The government’s primary role is in the ownership and management of publicly owned lands such as National Forests, State Parks, and county, municipal and district properties. Other than ownership and management of those lands, at the federal level, the United States Geological Survey maintains the digital geospatial foundation for the nation which is used by the private sector in describing property. In California, the state government’s role is primarily restricted to the description of lands adjoining waterways and bodies of water such as swamp and overflow lands.
One method of locating, describing and measuring private parcels is the record of survey. A licensed land surveyor or civil engineer prepares a record of survey by using the most current technology and supplemented by research of records on prior surveys and property transfers. Under the Professional Land Surveyors Act (California Business and Professions Code 8700 et seq), the County Surveyor reviews the survey. That review is limited in its scope and covers the mathematical accuracy and technical sufficiency of the submitted record of survey. Completing the review does not express the concurrence of the County Surveyor in the determinations made in the survey. If the County Surveyor chooses, they may attach notes expressing the County Surveyor’s opinions regarding the record of survey, or the methods or procedures utilized or employed in the performance of the survey. The private map preparer and the County Surveyor usually work out their differences prior to recordation removing the need for notes.

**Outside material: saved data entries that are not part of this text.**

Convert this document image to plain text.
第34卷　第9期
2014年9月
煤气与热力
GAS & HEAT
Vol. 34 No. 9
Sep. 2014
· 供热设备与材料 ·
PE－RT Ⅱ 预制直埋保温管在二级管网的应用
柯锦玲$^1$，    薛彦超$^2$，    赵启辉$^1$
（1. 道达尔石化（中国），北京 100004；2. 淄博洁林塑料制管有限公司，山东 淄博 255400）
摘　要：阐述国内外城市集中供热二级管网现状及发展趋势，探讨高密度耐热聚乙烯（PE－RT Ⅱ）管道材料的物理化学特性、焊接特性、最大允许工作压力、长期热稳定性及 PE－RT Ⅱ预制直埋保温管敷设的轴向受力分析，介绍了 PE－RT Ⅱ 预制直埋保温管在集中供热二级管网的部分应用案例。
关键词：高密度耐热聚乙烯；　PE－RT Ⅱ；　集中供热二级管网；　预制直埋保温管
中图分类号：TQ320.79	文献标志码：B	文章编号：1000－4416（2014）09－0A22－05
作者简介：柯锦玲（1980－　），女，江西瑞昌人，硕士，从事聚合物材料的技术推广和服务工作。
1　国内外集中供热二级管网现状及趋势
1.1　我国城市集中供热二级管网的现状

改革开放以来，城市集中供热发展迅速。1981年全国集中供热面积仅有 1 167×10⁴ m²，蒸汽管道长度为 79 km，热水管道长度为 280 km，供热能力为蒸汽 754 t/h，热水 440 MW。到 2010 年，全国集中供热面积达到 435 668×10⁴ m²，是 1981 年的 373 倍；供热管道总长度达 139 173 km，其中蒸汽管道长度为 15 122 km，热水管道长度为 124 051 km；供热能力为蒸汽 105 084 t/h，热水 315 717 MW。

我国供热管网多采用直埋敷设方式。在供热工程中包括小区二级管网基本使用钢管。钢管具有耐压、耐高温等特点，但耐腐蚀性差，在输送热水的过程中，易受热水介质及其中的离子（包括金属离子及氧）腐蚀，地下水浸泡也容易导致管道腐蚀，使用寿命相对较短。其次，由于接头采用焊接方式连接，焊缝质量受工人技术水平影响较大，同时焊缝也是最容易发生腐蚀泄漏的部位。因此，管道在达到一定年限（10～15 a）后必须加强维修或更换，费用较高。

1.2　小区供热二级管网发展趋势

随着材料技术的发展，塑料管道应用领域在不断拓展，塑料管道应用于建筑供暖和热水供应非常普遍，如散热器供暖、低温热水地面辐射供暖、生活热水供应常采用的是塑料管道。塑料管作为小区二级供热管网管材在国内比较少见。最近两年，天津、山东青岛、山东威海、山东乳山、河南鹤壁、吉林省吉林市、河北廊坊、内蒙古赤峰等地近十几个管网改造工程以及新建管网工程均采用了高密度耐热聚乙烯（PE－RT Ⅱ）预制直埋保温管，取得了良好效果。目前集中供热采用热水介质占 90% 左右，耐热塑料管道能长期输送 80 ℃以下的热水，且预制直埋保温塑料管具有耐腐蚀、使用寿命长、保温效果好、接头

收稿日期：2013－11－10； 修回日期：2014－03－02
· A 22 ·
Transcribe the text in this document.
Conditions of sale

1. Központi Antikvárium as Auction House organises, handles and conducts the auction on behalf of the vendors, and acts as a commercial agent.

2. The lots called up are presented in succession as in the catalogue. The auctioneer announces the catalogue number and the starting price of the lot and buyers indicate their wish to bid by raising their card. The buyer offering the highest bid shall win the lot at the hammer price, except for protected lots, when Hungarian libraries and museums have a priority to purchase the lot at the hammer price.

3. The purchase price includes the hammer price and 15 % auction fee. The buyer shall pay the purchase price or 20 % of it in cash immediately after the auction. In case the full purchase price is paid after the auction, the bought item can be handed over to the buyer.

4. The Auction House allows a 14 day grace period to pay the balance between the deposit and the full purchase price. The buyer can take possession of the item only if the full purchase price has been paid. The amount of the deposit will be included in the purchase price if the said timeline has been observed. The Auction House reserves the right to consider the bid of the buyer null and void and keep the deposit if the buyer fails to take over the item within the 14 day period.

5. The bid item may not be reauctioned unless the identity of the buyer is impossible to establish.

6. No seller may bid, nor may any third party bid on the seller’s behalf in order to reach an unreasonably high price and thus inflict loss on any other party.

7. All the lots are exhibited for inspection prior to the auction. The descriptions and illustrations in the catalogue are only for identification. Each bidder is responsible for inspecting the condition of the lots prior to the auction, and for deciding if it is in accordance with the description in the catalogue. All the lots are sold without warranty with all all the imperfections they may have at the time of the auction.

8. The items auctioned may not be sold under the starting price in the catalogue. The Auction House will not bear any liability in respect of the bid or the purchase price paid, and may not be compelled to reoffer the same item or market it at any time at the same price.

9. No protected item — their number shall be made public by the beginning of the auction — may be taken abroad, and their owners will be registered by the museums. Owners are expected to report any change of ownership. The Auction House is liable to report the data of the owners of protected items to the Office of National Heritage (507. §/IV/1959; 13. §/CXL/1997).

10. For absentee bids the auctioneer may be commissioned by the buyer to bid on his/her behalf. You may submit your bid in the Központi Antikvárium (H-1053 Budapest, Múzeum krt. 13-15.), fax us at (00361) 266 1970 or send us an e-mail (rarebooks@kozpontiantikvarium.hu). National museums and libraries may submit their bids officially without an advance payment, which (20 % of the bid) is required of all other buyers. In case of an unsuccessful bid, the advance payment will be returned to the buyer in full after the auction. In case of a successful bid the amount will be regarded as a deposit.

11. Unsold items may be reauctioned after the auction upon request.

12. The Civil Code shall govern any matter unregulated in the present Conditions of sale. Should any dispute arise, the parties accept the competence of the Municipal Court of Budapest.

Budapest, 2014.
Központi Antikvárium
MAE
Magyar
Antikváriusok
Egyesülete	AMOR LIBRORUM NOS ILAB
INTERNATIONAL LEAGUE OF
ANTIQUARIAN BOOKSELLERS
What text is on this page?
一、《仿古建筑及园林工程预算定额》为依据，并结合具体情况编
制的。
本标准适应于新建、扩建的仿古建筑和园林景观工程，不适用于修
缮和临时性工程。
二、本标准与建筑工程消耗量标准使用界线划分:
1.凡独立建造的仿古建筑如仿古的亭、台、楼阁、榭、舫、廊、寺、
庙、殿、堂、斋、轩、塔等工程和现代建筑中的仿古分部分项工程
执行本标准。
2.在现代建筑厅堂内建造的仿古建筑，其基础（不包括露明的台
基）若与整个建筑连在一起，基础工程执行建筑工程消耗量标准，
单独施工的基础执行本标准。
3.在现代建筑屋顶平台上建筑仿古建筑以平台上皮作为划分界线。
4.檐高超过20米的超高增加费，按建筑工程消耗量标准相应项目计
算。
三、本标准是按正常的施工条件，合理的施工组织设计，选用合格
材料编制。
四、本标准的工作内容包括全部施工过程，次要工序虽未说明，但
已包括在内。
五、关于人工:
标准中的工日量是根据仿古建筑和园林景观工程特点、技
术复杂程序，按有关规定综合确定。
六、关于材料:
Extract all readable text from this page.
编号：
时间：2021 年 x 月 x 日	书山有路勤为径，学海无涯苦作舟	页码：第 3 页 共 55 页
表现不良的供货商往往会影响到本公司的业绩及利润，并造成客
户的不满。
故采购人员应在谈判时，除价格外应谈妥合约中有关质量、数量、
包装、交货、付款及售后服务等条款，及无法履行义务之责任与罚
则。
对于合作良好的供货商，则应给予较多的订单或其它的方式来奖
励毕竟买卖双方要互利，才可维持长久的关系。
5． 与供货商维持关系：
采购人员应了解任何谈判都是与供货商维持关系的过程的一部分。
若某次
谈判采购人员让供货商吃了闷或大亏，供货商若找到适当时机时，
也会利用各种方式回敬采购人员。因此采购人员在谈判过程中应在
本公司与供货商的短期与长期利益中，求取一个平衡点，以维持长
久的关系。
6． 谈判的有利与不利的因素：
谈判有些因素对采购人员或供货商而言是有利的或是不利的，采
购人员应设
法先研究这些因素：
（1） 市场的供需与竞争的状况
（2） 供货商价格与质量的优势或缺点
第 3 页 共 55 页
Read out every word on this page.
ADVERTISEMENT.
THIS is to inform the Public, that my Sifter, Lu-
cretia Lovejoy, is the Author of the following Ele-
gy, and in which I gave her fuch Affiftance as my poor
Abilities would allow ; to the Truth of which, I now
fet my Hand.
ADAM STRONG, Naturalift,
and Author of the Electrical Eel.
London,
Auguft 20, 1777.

A Record of Survey is one professional’s opinion of the boundaries and size of a specific private parcel of land. Filing the record of survey with the County Recorder does not mean that the information contained in the survey is definitive. Disputes over parcel location, description and size are resolved in the one branch of government where private issues are settled, courts of law. A person wearing a black robe makes the final determination of the characteristics of any given parcel of real property including boundary disputes and easement questions unless the parties involved can agree in writing.